The worst moment is when our own driver, Kamikaze Robert, gets upset with one of our tire repair bills. We are a few miles from his boyhood village, and for him it is a matter of honor that he not be overcharged. Angrily, he jumps in our SUV and takes off fast. The garage mechanic, equally angry, hops onto the hood and lies against the windshield in front of Robert. Though we don't know this until later, Robert--who has already accelerated to 40 m.p.h.--plans to drive the mechanic several miles to the village and pay him the full amount, from which point the mechanic will have to pay someone else the same amount to get back home. We all yell at Robert to stop the SUV. He finally listens, and he and the mechanic both jump into the road and yell at each other. Two of us have to separate them. The amount of overcharge is Le 5000 ($1.67), and so we pay the mechanic 2000 (.67) and send him on his way, Robert strongly protesting this compromise, and we finally get Robert back in the SUV to drive. In favor of his side of the argument, perhaps, the same tire goes flat half an hour later.
However, I think of two more of Robert's habits. One is that when he needs to go to the bathroom when we are on the road, he does not walk into the bush or down the road and behind a tree like other Sierra Leoneans; rather, he walks twenty feet away and stands in the road. Another of his traits is that in towns, the only time he politely stopd to let a pedestrian cross at an intersection (or anywhere) is when she is a young, pretty girl. Later, Ann and I speculate about whether Robert was a soldier in the civil war. At the very least, he is an example of the violence and lawlessness that lie beneath the surface, an unhealed blood wound beneath the healing scab of hope and democratic politics.

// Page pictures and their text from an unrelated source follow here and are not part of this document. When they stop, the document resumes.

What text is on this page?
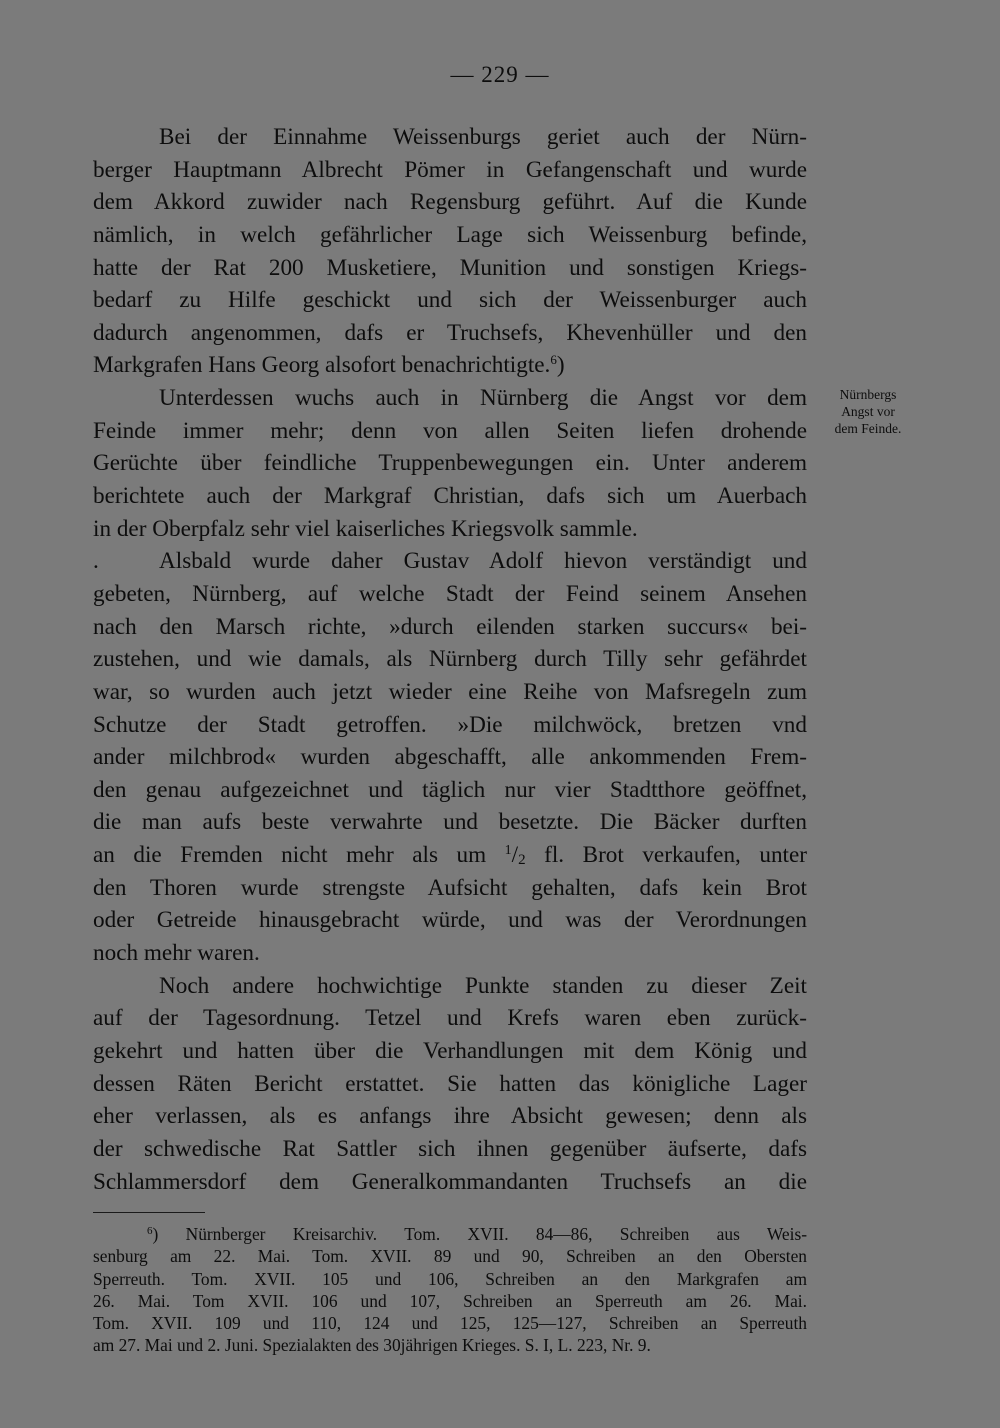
— 229 —
Bei der Einnahme Weissenburgs geriet auch der Nürn-
berger Hauptmann Albrecht Pömer in Gefangenschaft und wurde
dem Akkord zuwider nach Regensburg geführt. Auf die Kunde
nämlich, in welch gefährlicher Lage sich Weissenburg befinde,
hatte der Rat 200 Musketiere, Munition und sonstigen Kriegs-
bedarf zu Hilfe geschickt und sich der Weissenburger auch
dadurch angenommen, dafs er Truchsefs, Khevenhüller und den
Markgrafen Hans Georg alsofort benachrichtigte.$^6$)
Unterdessen wuchs auch in Nürnberg die Angst vor dem
Feinde immer mehr; denn von allen Seiten liefen drohende
Gerüchte über feindliche Truppenbewegungen ein. Unter anderem
berichtete auch der Markgraf Christian, dafs sich um Auerbach
in der Oberpfalz sehr viel kaiserliches Kriegsvolk sammle.
.	Alsbald wurde daher Gustav Adolf hievon verständigt und
gebeten, Nürnberg, auf welche Stadt der Feind seinem Ansehen
nach den Marsch richte, »durch eilenden starken succurs« bei-
zustehen, und wie damals, als Nürnberg durch Tilly sehr gefährdet
war, so wurden auch jetzt wieder eine Reihe von Mafsregeln zum
Schutze der Stadt getroffen. »Die milchwöck, bretzen vnd
ander milchbrod« wurden abgeschafft, alle ankommenden Frem-
den genau aufgezeichnet und täglich nur vier Stadtthore geöffnet,
die man aufs beste verwahrte und besetzte. Die Bäcker durften
an die Fremden nicht mehr als um $^1$/2 fl. Brot verkaufen, unter
den Thoren wurde strengste Aufsicht gehalten, dafs kein Brot
oder Getreide hinausgebracht würde, und was der Verordnungen
noch mehr waren.
Noch andere hochwichtige Punkte standen zu dieser Zeit
auf der Tagesordnung. Tetzel und Krefs waren eben zurück-
gekehrt und hatten über die Verhandlungen mit dem König und
dessen Räten Bericht erstattet. Sie hatten das königliche Lager
eher verlassen, als es anfangs ihre Absicht gewesen; denn als
der schwedische Rat Sattler sich ihnen gegenüber äufserte, dafs
Schlammersdorf dem Generalkommandanten Truchsefs an die
Nürnbergs
Angst vor
dem Feinde.
$^6$) Nürnberger Kreisarchiv. Tom. XVII. 84—86, Schreiben aus Weis-
senburg am 22. Mai. Tom. XVII. 89 und 90, Schreiben an den Obersten
Sperreuth. Tom. XVII. 105 und 106, Schreiben an den Markgrafen am
26. Mai. Tom XVII. 106 und 107, Schreiben an Sperreuth am 26. Mai.
Tom. XVII. 109 und 110, 124 und 125, 125—127, Schreiben an Sperreuth
am 27. Mai und 2. Juni. Spezialakten des 30jährigen Krieges. S. I, L. 223, Nr. 9.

During the repair of our final flat tire--which has completely disintegrated to an almost unrecognizable shredded donut--we gather in the shade between two village buildings and sing. I should explain that this was not just any singing. Our church has one of the best choirs in the nation--it was nominated for a Grammy once--and two of our choir members and our pastor lead us. The rest of us aren't shoddy, either. We sing old favorites, secular and religious, in two- and three-part harmony.